Monday, June 14th, 2010

Especially now mid winter is near it is easy to get depressed a little as we are getting up in the dark and come home at nightfall. It is called SAD, short for Seasonal Affective Disorder or winter depression.

The main contributors to SAD are reduced daylight hours and low fat diets. SAD affects you with depression, carbohydrate craving (a typical effect of low fat diet), increased need for sleep and lack of energy. It is a self-perpetuating cycle.

The Vitamin D, Melatonin and Diet connection

With the reduced sunlight (read reduced vitamin D production) and colder temperatures comes the reduced immune response to flues and head colds. SAD is emphasised by the following factors: increased melatonin, low cholesterol, low fat diets and sun block, and weight gain. These are all related. Not many health professionals have drawn the connection with low fat diets.

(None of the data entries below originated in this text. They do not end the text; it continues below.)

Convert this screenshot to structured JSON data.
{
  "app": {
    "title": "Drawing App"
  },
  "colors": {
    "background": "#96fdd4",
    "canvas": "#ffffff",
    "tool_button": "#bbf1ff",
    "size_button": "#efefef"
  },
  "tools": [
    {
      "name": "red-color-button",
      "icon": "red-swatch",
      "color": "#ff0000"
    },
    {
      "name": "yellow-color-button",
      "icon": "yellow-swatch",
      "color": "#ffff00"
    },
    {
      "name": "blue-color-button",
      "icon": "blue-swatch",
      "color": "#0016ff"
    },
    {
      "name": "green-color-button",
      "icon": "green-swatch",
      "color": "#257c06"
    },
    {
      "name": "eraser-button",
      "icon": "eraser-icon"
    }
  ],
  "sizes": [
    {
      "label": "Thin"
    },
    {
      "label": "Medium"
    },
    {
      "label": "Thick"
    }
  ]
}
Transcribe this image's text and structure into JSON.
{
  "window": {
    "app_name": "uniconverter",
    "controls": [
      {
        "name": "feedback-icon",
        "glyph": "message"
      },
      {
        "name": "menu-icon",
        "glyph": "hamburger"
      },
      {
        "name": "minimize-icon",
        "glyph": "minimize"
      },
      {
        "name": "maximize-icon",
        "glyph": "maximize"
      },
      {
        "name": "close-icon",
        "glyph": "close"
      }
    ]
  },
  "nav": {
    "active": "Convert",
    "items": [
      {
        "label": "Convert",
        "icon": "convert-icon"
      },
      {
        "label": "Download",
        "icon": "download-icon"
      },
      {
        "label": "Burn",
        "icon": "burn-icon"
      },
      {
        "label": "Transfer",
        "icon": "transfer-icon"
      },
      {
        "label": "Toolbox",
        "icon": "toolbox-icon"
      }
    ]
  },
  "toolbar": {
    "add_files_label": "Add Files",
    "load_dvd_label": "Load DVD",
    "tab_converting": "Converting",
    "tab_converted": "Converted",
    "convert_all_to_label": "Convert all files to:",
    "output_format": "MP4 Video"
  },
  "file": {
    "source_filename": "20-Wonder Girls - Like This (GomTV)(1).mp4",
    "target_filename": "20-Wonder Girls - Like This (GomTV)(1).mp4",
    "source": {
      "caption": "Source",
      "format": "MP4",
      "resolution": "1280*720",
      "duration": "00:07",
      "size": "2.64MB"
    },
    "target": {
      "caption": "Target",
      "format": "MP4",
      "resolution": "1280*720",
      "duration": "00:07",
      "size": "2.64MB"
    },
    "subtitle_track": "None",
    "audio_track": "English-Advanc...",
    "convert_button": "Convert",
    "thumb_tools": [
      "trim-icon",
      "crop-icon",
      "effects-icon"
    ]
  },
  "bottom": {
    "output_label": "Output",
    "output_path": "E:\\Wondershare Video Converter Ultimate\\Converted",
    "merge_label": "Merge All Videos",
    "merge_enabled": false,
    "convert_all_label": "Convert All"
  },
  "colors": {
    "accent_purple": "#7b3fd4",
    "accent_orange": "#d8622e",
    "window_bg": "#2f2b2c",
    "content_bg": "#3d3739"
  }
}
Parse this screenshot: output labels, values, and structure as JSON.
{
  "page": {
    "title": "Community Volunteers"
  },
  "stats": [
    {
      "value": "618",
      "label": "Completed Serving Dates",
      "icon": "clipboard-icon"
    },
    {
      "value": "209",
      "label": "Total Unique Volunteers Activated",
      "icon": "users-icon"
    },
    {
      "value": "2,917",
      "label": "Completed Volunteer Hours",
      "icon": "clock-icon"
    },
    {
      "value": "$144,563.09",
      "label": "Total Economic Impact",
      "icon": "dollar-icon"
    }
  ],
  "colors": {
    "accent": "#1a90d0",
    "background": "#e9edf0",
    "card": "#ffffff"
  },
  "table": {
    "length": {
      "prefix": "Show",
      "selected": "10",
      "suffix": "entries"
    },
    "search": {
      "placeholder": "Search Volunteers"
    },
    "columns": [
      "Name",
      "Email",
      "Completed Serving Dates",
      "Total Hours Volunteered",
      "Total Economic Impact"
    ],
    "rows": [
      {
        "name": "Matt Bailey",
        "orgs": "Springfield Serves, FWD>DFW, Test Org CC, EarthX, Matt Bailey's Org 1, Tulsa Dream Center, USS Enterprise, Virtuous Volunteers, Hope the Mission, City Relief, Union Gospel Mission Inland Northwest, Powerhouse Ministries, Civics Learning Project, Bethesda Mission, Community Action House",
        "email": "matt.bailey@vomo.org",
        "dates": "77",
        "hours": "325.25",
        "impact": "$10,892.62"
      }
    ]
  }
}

Low fat diets forced on us are probably THE major contributor to vitamin D deficiency. Think about the following vitamin D related conditions: cancer – more cases, heart disease – more cases, diabetes – more cases, obesity- more cases and the list goes on. Modern medical science tells us: Eat low fat – margarine is better than butter, cook with oils instead of animal fats, eggs are bad, low salt, high carbohydrate diets, low proteins (as they are associated with saturated fats), use sun block when you go outside. Most of these are old 1950’s thinking with no science back up.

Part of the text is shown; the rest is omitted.